Nei campi italiani succede di tutto, approfittando della disperazione e della crisi economica. C’è chi aspira a diventare una “fissa” della squadra del caporale come se fosse una specie di nota di merito in graduatoria. Chi subisce molestie sessuali o la richiesta di prostituirsi per poter lavorare. Ci sono donne caporali che sono anche proprietarie di pullman. Ma la figura più ambigua è quella che tutti chiamano “la fattora”, una sorta di kapò al femminile con una funzione di ricatto. È lei la persona di fiducia del caporale che controlla le lavoratrici sul campo.
Il mercato crea, per buona pace dei grandi pensatori borghesi, delle ricattate, che però, alla faccia del femminismo che difende il genere femminile in quanto tale, sono tenute a bada da aguzzine dello stesso sesso in cambio di favori economici e di una posizione di comando all’interno del posto di lavoro! Alla faccia della solidarietà femminile! E qui anche un giornale vicino alla borghesia atlantista e “compradora” sembra sottolinearlo: la schiavitù non è data dal sesso, ma dal mercato! Vince ancora il materialismo sull’idealismo (nei senso filosofico dei termine), il marxismo sul revisionismo piccolo borghese post sessantottino, l’approccio scientifico su quello “utopistico”. Vedo già le femministe fare la fila sul ponte di brooklyn per suicidarsi!
Ricordiamo che Marx è materialista e quindi anti idealista, vede la società come una gigantesca sovrastruttura creata dalla struttura economica, e quindi il postulato femminista (che non si basa sui rapporti di produzione ma di genere) è completamente contrario alla sua analisi.
“Non ho mai visto un pullman essere fermato da una pattuglia della polizia, anche se ne incontriamo molte”, continua Antonio. Secondo Deleonardis questo è un sistema di caporalato legalizzato. “È una situazione conosciuta da tutti sul territorio. Qui c’è una tolleranza di un sistema di illegalità, non si vuole colpire il caporalato.
Cristallizzazione sociale dell’economia… lo stato che opprime una classe a vantaggio di un’altra. Non vi sentite un pò presi per i fondelli dal capitalismo?
Amina […]È diventata mamma sei mesi fa […] Sta raccontando a due operatrici della Caritas di Foggia che è appena scappata, che l’hanno costretta a stare piegata sui campi dei padroni italiani dall’alba alle dieci di sera, che non l’hanno mai pagata, che le hanno preso i documenti. E che per riprenderseli, e andarsene, è stata costretta ad avere dei rapporti sessuali con il suo caporale romeno.
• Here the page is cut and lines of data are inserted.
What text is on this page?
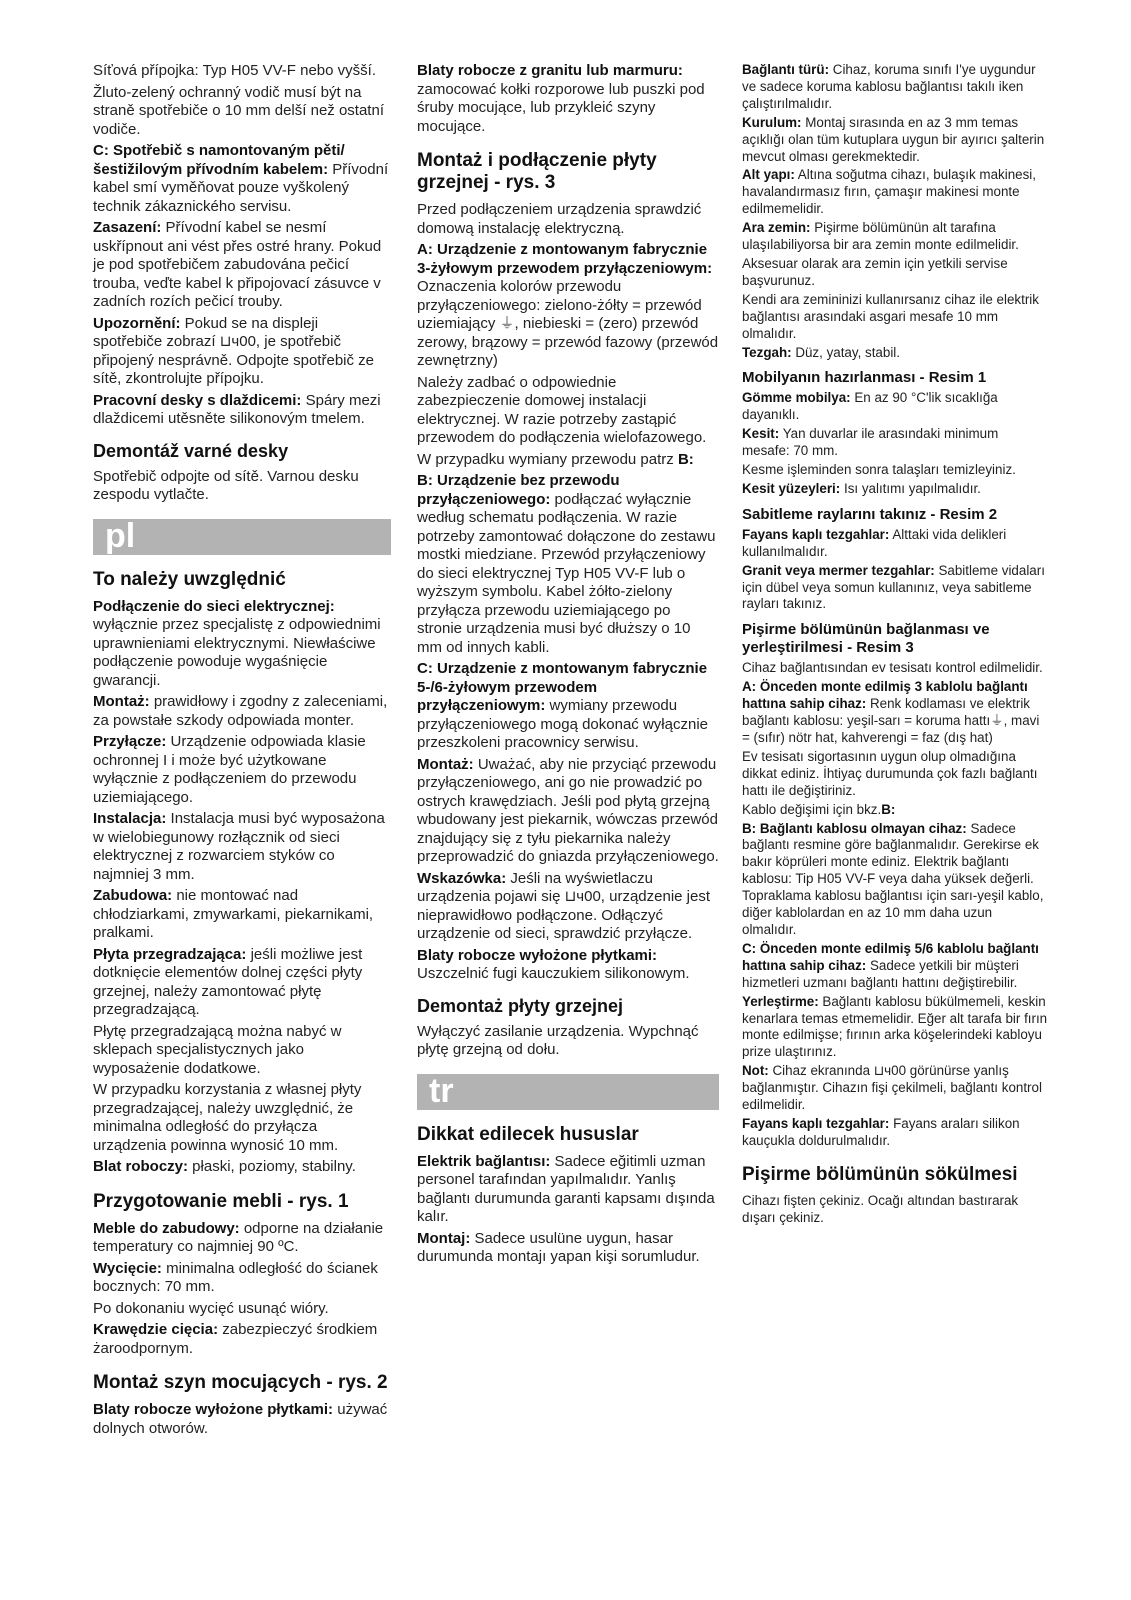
Síťová přípojka: Typ H05 VV-F nebo vyšší.

Žluto-zelený ochranný vodič musí být na straně spotřebiče o 10 mm delší než ostatní vodiče.

C: Spotřebič s namontovaným pěti/šestižilovým přívodním kabelem: Přívodní kabel smí vyměňovat pouze vyškolený technik zákaznického servisu.

Zasazení: Přívodní kabel se nesmí uskřípnout ani vést přes ostré hrany. Pokud je pod spotřebičem zabudována pečicí trouba, veďte kabel k připojovací zásuvce v zadních rozích pečicí trouby.

Upozornění: Pokud se na displeji spotřebiče zobrazí ⊔ч00, je spotřebič připojený nesprávně. Odpojte spotřebič ze sítě, zkontrolujte přípojku.

Pracovní desky s dlaždicemi: Spáry mezi dlaždicemi utěsněte silikonovým tmelem.

Demontáž varné desky

Spotřebič odpojte od sítě. Varnou desku zespodu vytlačte.

pl
To należy uwzględnić

Podłączenie do sieci elektrycznej: wyłącznie przez specjalistę z odpowiednimi uprawnieniami elektrycznymi. Niewłaściwe podłączenie powoduje wygaśnięcie gwarancji.

Montaż: prawidłowy i zgodny z zaleceniami, za powstałe szkody odpowiada monter.

Przyłącze: Urządzenie odpowiada klasie ochronnej I i może być użytkowane wyłącznie z podłączeniem do przewodu uziemiającego.

Instalacja: Instalacja musi być wyposażona w wielobiegunowy rozłącznik od sieci elektrycznej z rozwarciem styków co najmniej 3 mm.

Zabudowa: nie montować nad chłodziarkami, zmywarkami, piekarnikami, pralkami.

Płyta przegradzająca: jeśli możliwe jest dotknięcie elementów dolnej części płyty grzejnej, należy zamontować płytę przegradzającą.

Płytę przegradzającą można nabyć w sklepach specjalistycznych jako wyposażenie dodatkowe.

W przypadku korzystania z własnej płyty przegradzającej, należy uwzględnić, że minimalna odległość do przyłącza urządzenia powinna wynosić 10 mm.

Blat roboczy: płaski, poziomy, stabilny.

Przygotowanie mebli - rys. 1

Meble do zabudowy: odporne na działanie temperatury co najmniej 90 ºC.

Wycięcie: minimalna odległość do ścianek bocznych: 70 mm.

Po dokonaniu wycięć usunąć wióry.

Krawędzie cięcia: zabezpieczyć środkiem żaroodpornym.

Montaż szyn mocujących - rys. 2

Blaty robocze wyłożone płytkami: używać dolnych otworów.

Blaty robocze z granitu lub marmuru: zamocować kołki rozporowe lub puszki pod śruby mocujące, lub przykleić szyny mocujące.

Montaż i podłączenie płyty grzejnej - rys. 3

Przed podłączeniem urządzenia sprawdzić domową instalację elektryczną.

A: Urządzenie z montowanym fabrycznie 3-żyłowym przewodem przyłączeniowym: Oznaczenia kolorów przewodu przyłączeniowego: zielono-żółty = przewód uziemiający ⏚, niebieski = (zero) przewód zerowy, brązowy = przewód fazowy (przewód zewnętrzny)

Należy zadbać o odpowiednie zabezpieczenie domowej instalacji elektrycznej. W razie potrzeby zastąpić przewodem do podłączenia wielofazowego.

W przypadku wymiany przewodu patrz B:

B: Urządzenie bez przewodu przyłączeniowego: podłączać wyłącznie według schematu podłączenia. W razie potrzeby zamontować dołączone do zestawu mostki miedziane. Przewód przyłączeniowy do sieci elektrycznej Typ H05 VV-F lub o wyższym symbolu. Kabel żółto-zielony przyłącza przewodu uziemiającego po stronie urządzenia musi być dłuższy o 10 mm od innych kabli.

C: Urządzenie z montowanym fabrycznie 5-/6-żyłowym przewodem przyłączeniowym: wymiany przewodu przyłączeniowego mogą dokonać wyłącznie przeszkoleni pracownicy serwisu.

Montaż: Uważać, aby nie przyciąć przewodu przyłączeniowego, ani go nie prowadzić po ostrych krawędziach. Jeśli pod płytą grzejną wbudowany jest piekarnik, wówczas przewód znajdujący się z tyłu piekarnika należy przeprowadzić do gniazda przyłączeniowego.

Wskazówka: Jeśli na wyświetlaczu urządzenia pojawi się ⊔ч00, urządzenie jest nieprawidłowo podłączone. Odłączyć urządzenie od sieci, sprawdzić przyłącze.

Blaty robocze wyłożone płytkami: Uszczelnić fugi kauczukiem silikonowym.

Demontaż płyty grzejnej

Wyłączyć zasilanie urządzenia. Wypchnąć płytę grzejną od dołu.

tr
Dikkat edilecek hususlar

Elektrik bağlantısı: Sadece eğitimli uzman personel tarafından yapılmalıdır. Yanlış bağlantı durumunda garanti kapsamı dışında kalır.

Montaj: Sadece usulüne uygun, hasar durumunda montajı yapan kişi sorumludur.

Bağlantı türü: Cihaz, koruma sınıfı I'ye uygundur ve sadece koruma kablosu bağlantısı takılı iken çalıştırılmalıdır.

Kurulum: Montaj sırasında en az 3 mm temas açıklığı olan tüm kutuplara uygun bir ayırıcı şalterin mevcut olması gerekmektedir.

Alt yapı: Altına soğutma cihazı, bulaşık makinesi, havalandırmasız fırın, çamaşır makinesi monte edilmemelidir.

Ara zemin: Pişirme bölümünün alt tarafına ulaşılabiliyorsa bir ara zemin monte edilmelidir.

Aksesuar olarak ara zemin için yetkili servise başvurunuz.

Kendi ara zemininizi kullanırsanız cihaz ile elektrik bağlantısı arasındaki asgari mesafe 10 mm olmalıdır.

Tezgah: Düz, yatay, stabil.

Mobilyanın hazırlanması - Resim 1

Gömme mobilya: En az 90 °C'lik sıcaklığa dayanıklı.

Kesit: Yan duvarlar ile arasındaki minimum mesafe: 70 mm.

Kesme işleminden sonra talaşları temizleyiniz.

Kesit yüzeyleri: Isı yalıtımı yapılmalıdır.

Sabitleme raylarını takınız - Resim 2

Fayans kaplı tezgahlar: Alttaki vida delikleri kullanılmalıdır.

Granit veya mermer tezgahlar: Sabitleme vidaları için dübel veya somun kullanınız, veya sabitleme rayları takınız.

Pişirme bölümünün bağlanması ve yerleştirilmesi - Resim 3

Cihaz bağlantısından ev tesisatı kontrol edilmelidir.

A: Önceden monte edilmiş 3 kablolu bağlantı hattına sahip cihaz: Renk kodlaması ve elektrik bağlantı kablosu: yeşil-sarı = koruma hattı⏚, mavi = (sıfır) nötr hat, kahverengi = faz (dış hat)

Ev tesisatı sigortasının uygun olup olmadığına dikkat ediniz. İhtiyaç durumunda çok fazlı bağlantı hattı ile değiştiriniz.

Kablo değişimi için bkz.B:

B: Bağlantı kablosu olmayan cihaz: Sadece bağlantı resmine göre bağlanmalıdır. Gerekirse ek bakır köprüleri monte ediniz. Elektrik bağlantı kablosu: Tip H05 VV-F veya daha yüksek değerli. Topraklama kablosu bağlantısı için sarı-yeşil kablo, diğer kablolardan en az 10 mm daha uzun olmalıdır.

C: Önceden monte edilmiş 5/6 kablolu bağlantı hattına sahip cihaz: Sadece yetkili bir müşteri hizmetleri uzmanı bağlantı hattını değiştirebilir.

Yerleştirme: Bağlantı kablosu bükülmemeli, keskin kenarlara temas etmemelidir. Eğer alt tarafa bir fırın monte edilmişse; fırının arka köşelerindeki kabloyu prize ulaştırınız.

Not: Cihaz ekranında ⊔ч00 görünürse yanlış bağlanmıştır. Cihazın fişi çekilmeli, bağlantı kontrol edilmelidir.

Fayans kaplı tezgahlar: Fayans araları silikon kauçukla doldurulmalıdır.

Pişirme bölümünün sökülmesi

Cihazı fişten çekiniz. Ocağı altından bastırarak dışarı çekiniz.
Forse credevate che gli sfruttatori e gli sfruttati avessero una nazionalità? L’economia e le grandi leggi dei mercati non fanno distinzioni. L’unica possibilità è emanciparsi oppure la schiavitù. Non devo dirvelo io, penso ovviamente che il lettore sia abbastanza sveglio da capirlo da solo, prendete quindi anche queste banalità come un semplice rafforzativo che vi induca a cementare, nel vostro pensiero, la giusta coscienza di classe!
Restano per l’estate o anche solo per qualche settimana, e poi se ne vanno. Rientrano in Italia dopo qualche mese o l’anno successivo.
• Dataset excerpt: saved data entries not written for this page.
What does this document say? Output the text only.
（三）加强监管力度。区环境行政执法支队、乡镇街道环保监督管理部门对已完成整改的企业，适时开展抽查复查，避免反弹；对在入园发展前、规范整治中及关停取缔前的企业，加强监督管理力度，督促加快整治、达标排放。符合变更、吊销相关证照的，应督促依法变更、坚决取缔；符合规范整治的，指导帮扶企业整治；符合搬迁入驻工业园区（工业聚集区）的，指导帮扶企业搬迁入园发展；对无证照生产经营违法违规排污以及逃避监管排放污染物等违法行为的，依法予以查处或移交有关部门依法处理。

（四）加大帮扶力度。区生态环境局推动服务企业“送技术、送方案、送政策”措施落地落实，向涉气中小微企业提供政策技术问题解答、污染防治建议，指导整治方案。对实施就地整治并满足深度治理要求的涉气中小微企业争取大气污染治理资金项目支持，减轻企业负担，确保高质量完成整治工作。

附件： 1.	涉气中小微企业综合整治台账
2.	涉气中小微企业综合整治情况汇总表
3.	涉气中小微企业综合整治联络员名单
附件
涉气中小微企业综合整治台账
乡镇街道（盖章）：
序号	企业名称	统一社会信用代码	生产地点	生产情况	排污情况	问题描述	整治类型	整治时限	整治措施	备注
Lavoro stagionale, un classico! Mi serbo ovviamente di affermare che questo, in regime capitalista, è d’obbligo. Se infatti il prezzo dei salari e dei diritti aumentasse, di riflesso lo farebbero anche i prodotti. Il datore (il padrone) punta sempre ai ricavi aziendali e quindi ad alzare i prezzi, che non sarebbero però concorrenziali. Scientificamente quindi, se non cambia tutto il sistema del “mercato libero” senza lacci e lacciuoli, è impossibile una ripresa dei salari.
Dal 2011 il caporalato è un reato penale sulla carta. Ma si fatica ad applicare la legge, a vedere i caporali dietro le sbarre e a punire le aziende agricole che si servono di loro. […]Il nome Quanta l’ho letto solo sulle buste paga e sui Cud che arrivano a casa. Ma io non mi sono mai rivolta all’agenzia interinale, lavoravo sempre e solo con il solito caporale”. È la testimonianza di Maria, lavoratrice di Brindisi impiegata nelle raccolte agricole stagionali attraverso l’agenzia interinale Quanta di Rutigliano, in provincia di Bari. Sono migliaia le storie come la sua. Per mascherare di legalità il caporalato, l’intermediazione illecita avveniva usando la filiale barese di un’importante agenzia di somministrazione del lavoro.
Ancora la supremazia dell’economia sulla legge, ma se vediamo bene
se il caporalato è diventato un reato penale lo si deve allo sciopero dei braccianti africani di Nardò che nell’estate del 2011 rifiutarono di obbedire all’ennesimo ordine del caporale che chiedeva un supplemento di lavoro sui pomodori per la stessa paga di 3 euro e 50 centesimi a cassone.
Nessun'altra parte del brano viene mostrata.